Driver Use Cases

The following driver use cases will guide the technical development during the current project period. Please see the community use cases for additional use cases contributed by the community that could guide future work on this project.

A Driver Use Case represents the same content as a Community Use Case, but it is primarily developed by the project team for the purpose of guiding the technical development and testing activities during the project period. These use cases will be based on clinical and research topics developed in coordination with the pilot sites, involve interactions with FHIR and Phenopackets technical components, and specify the data flow, goals, and outcomes of the use case. For this project, the Driver Use Cases will be largely based on existing domain models in Phenopackets and FHIR, and existing terminologies. The primary goal of these use cases is to integrate existing technical solutions rather than evolve any specific one of them. However, in pursuing integration, specific gaps and enhancements will be needed and will be proposed for future development. These use cases will be documented and analyzed within the Domain Analysis Document.

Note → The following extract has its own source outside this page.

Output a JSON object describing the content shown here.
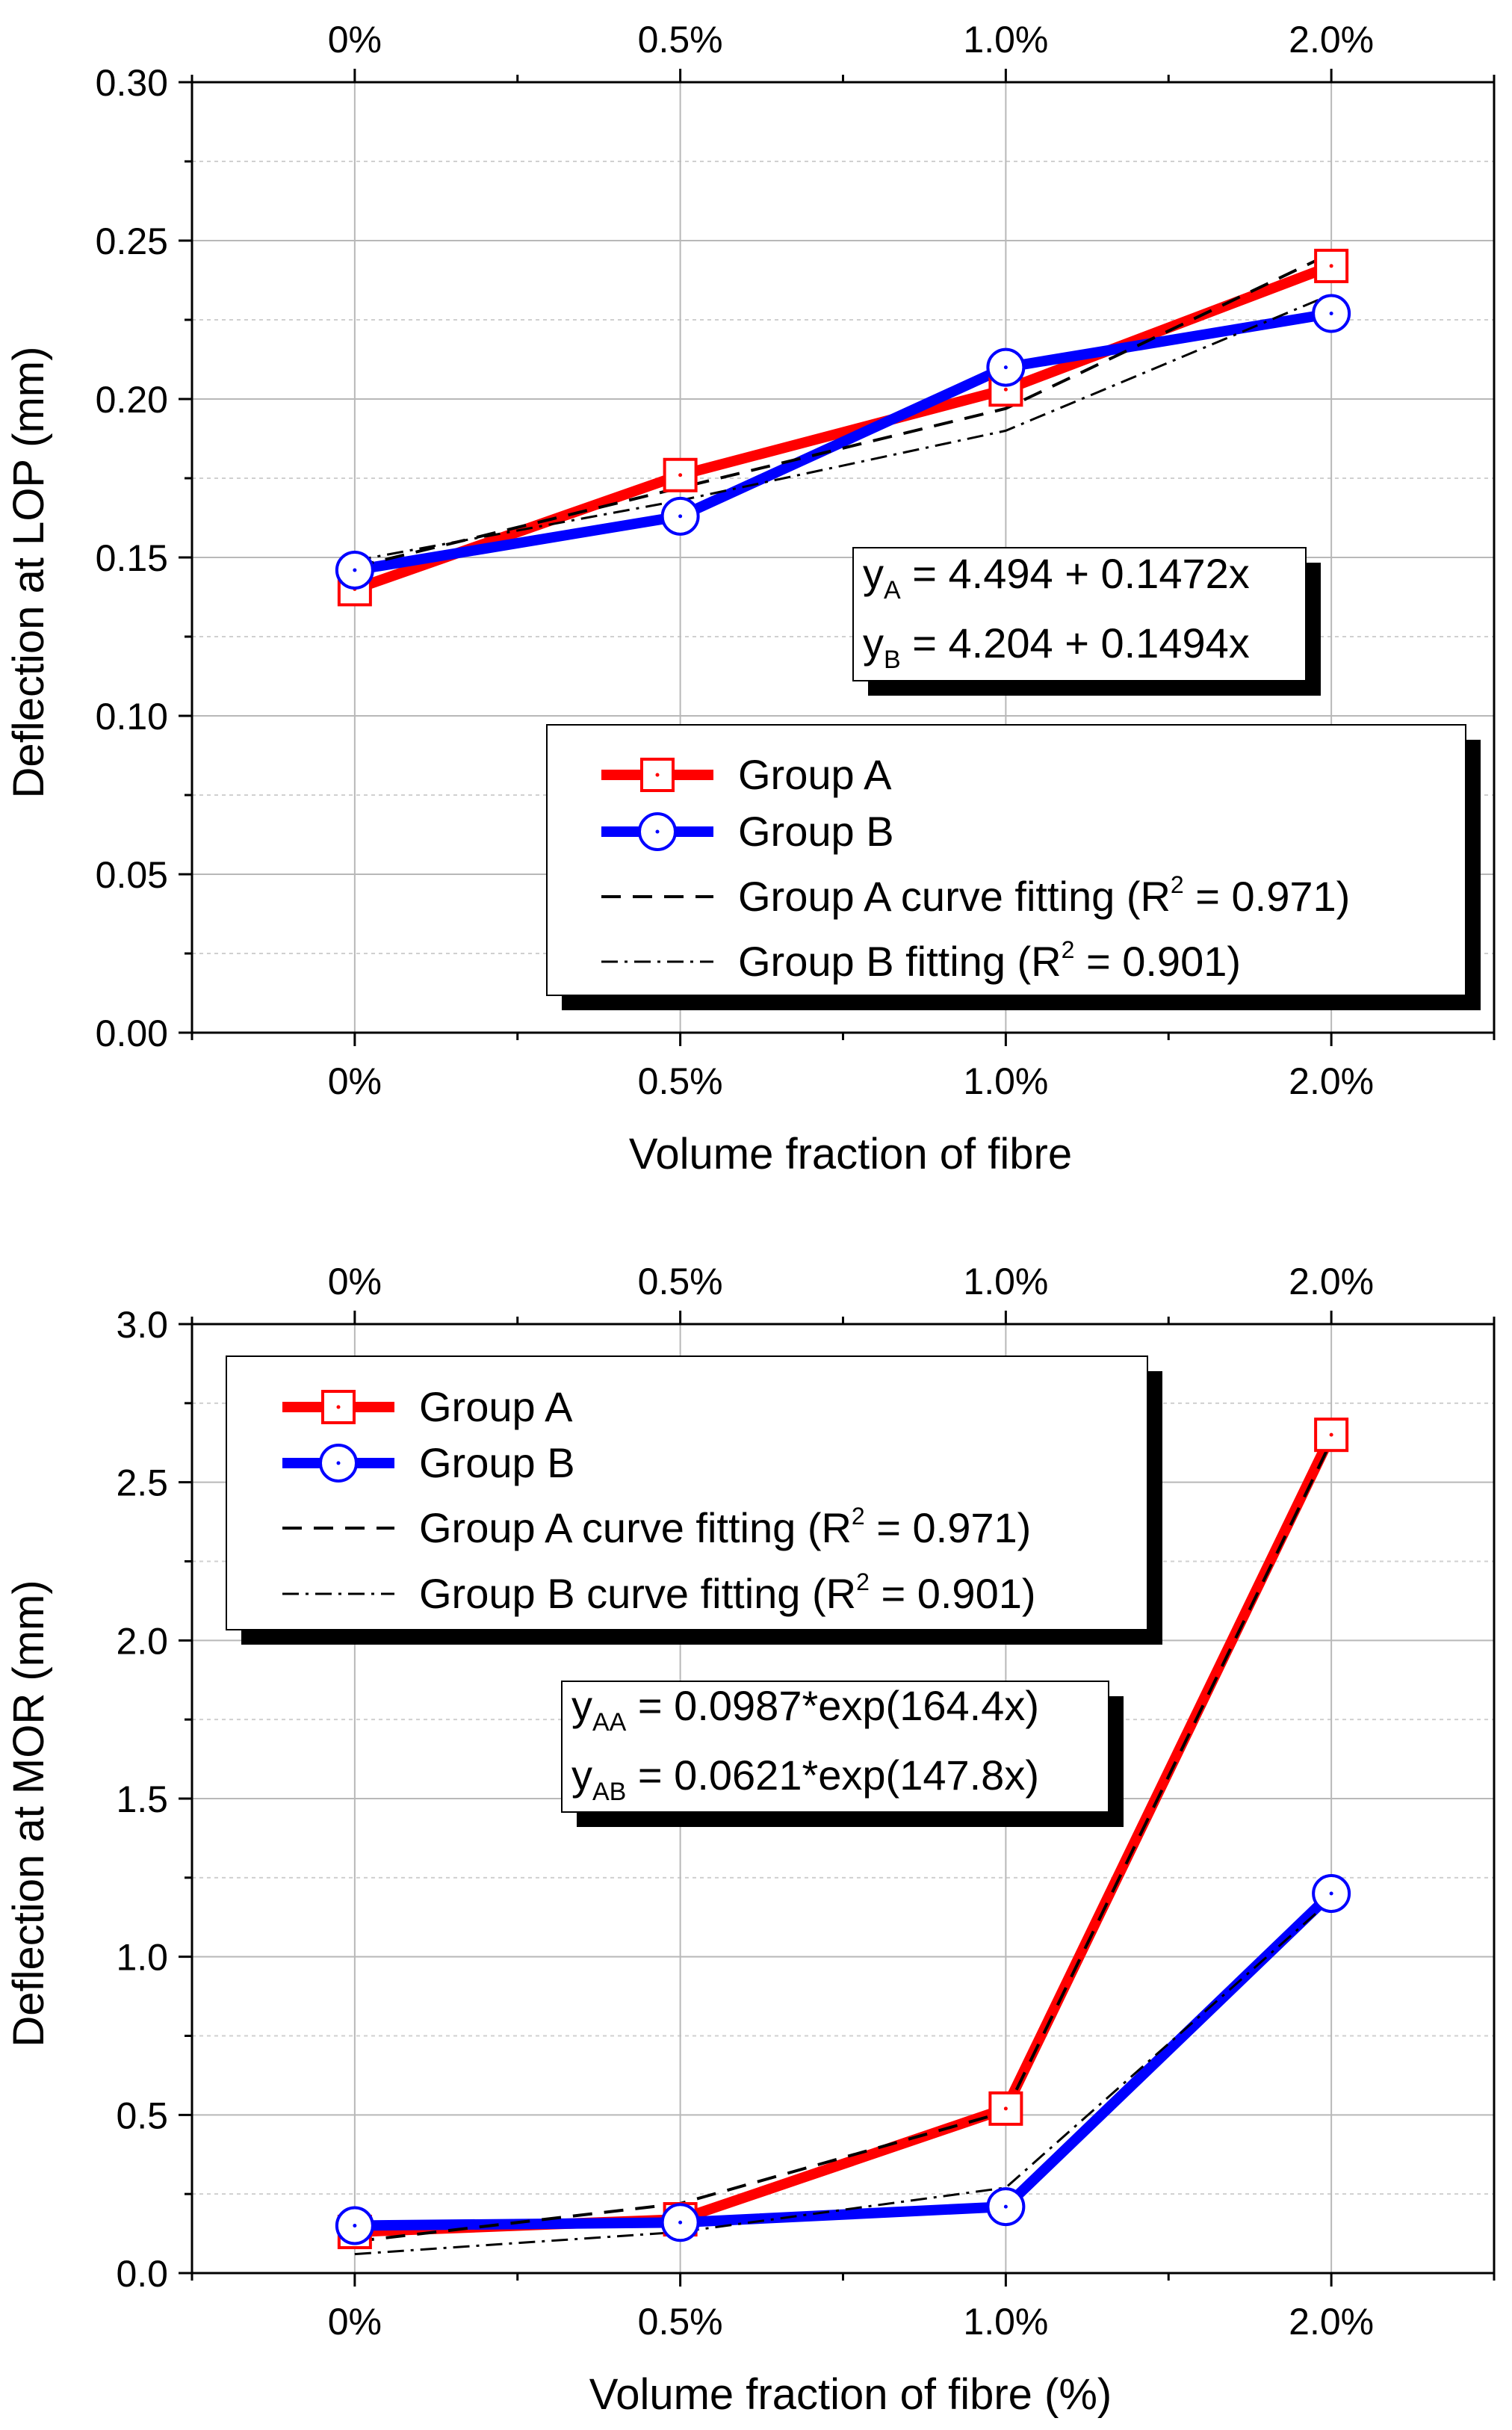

Kids First Data Resource Center (DRC): Pediatric Cancers and Structural Birth Defects

This use case illustrates the need to access knowledge bases to enable research and better clinical interpretations of patient genomic data, based on observed clinical phenotypes. In this use case, a clinical researcher that is caring for a patient wants to learn more about the phenotypic and genomic profiles of other patients with similar clinical features.

Background and Clinical Workflow

The Kids First Data Resource Center (KFDRC) has supported the integration and analysis of harmonized large-scale genomic and expression data across more than 30 studies and 30,000 whole genome sequences (WGS) through the DRC’s platforms. The datasets span a diverse cohort of pediatric cancers and structural birth defects that can be utilized to understand a wide range of diseases and disorders in the developmental context. The goal of the KFDRC is to make this data and information as widely available as possible for utilization in basic and translational research as well as in clinical care; for example, laboratory staff or medical geneticists could more seamlessly utilize FHIR with the appropriate tooling to retrieve the most up to date genomic landscape information relevant to the patient case at hand from KFDRC. Currently, many of these “databases” or data resources, require custom, ad-hoc or manual work for each relevant data resource to provide this functionality.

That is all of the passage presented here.